Perjalanan saat itu tidak memungkinkan untuk dilanjutkan. Sasaran awal adalah puncak di tanggal 21 Februari, berganti dengan meraih puncak pada siang esok harinya (22 Februari 2015). Tidak berapa lama di puncak Gunung Arjuna, kami berdelapan melanjutkan perjalanan untuk turun melalui jalur menuju Tretes.

Kecepatan jalan kaki yang semakin menurun membuat kami sedikit terlambat untuk benar-benar mencapai sasaran awal. Yaitu pulang hari minggu. Kepulangan kami terlambat sehari. Semua telah terjadi, untuk apa tidak dihadapi dan dinikmati. Keterlambatan bukan menjadi hambatan untuk pulang. Sesedarhana itu, pulang.

(***)

Banyak momen dan tempat yang terlewat begitu saja, tanpa saya abadikan lewat lensa kamera. Termasuk tidak terambilnya gambar tim pendakian “Gunung Arjuna-perayaan ulang tahun”. Memang amat disayangkan, namun apa daya. Hal terbaik yang bisa saya lakukan adalah bersyukur, membiarkan mata dan hati menjadi perekam terbaik.  

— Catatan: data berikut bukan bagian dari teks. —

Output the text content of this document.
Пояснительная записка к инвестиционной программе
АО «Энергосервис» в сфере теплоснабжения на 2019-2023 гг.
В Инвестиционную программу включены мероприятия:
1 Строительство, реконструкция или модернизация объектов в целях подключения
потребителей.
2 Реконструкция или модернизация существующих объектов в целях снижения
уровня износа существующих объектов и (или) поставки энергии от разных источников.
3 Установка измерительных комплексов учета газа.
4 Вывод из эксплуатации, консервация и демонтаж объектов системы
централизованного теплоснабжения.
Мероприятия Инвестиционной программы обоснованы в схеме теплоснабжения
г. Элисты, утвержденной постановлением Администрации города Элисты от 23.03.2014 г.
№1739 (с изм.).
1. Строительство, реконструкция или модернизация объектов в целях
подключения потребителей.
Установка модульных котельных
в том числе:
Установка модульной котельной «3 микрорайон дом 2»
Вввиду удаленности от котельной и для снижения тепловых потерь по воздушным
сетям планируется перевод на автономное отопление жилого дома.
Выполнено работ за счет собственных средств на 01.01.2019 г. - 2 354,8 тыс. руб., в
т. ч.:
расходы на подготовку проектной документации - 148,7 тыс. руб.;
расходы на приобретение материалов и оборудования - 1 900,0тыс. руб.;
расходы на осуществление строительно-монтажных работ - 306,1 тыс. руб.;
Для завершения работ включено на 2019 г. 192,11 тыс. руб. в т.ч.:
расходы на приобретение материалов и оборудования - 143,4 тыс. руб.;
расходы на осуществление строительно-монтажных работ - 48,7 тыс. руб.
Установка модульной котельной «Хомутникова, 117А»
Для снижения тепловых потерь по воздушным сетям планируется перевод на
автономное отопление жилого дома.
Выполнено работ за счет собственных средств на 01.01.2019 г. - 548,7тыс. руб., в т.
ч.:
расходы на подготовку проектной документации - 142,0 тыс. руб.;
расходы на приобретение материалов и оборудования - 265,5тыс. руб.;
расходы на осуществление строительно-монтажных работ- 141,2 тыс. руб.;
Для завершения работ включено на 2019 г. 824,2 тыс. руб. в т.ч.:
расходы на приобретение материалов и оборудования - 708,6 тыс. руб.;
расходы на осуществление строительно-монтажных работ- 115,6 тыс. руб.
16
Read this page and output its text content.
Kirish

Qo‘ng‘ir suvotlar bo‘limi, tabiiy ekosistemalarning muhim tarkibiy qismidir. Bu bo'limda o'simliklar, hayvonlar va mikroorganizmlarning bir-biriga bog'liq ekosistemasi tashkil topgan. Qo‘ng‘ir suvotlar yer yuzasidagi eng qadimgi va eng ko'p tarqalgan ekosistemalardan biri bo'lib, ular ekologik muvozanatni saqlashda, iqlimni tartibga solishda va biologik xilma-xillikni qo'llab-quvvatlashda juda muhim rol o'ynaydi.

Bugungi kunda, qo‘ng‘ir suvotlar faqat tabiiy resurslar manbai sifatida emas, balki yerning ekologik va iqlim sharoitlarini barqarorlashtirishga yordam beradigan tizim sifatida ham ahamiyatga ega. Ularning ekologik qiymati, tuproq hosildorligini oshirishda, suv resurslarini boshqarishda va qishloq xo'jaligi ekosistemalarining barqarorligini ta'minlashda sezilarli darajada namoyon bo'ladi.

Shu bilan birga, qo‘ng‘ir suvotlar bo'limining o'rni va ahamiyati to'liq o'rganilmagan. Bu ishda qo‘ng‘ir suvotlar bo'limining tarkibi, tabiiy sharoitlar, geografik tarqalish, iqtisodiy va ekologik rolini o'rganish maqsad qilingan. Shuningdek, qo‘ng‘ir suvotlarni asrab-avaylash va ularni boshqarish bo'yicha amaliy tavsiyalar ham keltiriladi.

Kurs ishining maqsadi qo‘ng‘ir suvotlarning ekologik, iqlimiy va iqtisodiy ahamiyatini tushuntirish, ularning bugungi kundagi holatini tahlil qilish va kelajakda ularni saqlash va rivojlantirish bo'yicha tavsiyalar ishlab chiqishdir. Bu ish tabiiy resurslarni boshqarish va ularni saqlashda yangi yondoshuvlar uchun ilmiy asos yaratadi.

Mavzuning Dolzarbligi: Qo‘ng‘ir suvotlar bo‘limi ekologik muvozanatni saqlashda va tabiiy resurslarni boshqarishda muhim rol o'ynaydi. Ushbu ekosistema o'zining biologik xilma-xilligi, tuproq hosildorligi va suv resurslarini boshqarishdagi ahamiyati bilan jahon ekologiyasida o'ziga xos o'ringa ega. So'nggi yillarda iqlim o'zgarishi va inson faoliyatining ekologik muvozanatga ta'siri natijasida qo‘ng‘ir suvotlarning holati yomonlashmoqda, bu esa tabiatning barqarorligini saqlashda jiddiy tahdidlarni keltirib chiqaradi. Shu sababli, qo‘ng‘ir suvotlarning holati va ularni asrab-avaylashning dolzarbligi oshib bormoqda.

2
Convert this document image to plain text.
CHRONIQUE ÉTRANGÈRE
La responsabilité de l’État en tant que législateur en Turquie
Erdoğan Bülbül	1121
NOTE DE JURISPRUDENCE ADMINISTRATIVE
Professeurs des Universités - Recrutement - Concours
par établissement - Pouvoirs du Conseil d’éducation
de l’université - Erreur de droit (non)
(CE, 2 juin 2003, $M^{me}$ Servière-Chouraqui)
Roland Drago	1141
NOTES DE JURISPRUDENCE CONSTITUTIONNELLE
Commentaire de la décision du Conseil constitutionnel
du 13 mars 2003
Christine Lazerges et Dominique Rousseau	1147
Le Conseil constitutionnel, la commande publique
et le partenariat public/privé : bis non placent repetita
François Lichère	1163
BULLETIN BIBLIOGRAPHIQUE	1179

Empat hari pendakian bersama tujuh orang baru dalam hidup saya membuat saya berpikir tentang kalimat seorang kawan saya nun jauh disana, bahwa “....dunia selalu punya cara membuat kita bahagia....”. Di akhir cerita, saya ingin mengucapkan, “Selamat ulang tahun, Gadis. Semoga perjalanan kali ini membawa pelajaran penting dalam hidup”. Sesedarhana ini, sebuah ucapan. (rjl)

You Might Also Like

3 komentar

Pembaca yang baik pasti meninggalkan komentar yang baik dan membangun. Tinggalkan komentar, ya! :)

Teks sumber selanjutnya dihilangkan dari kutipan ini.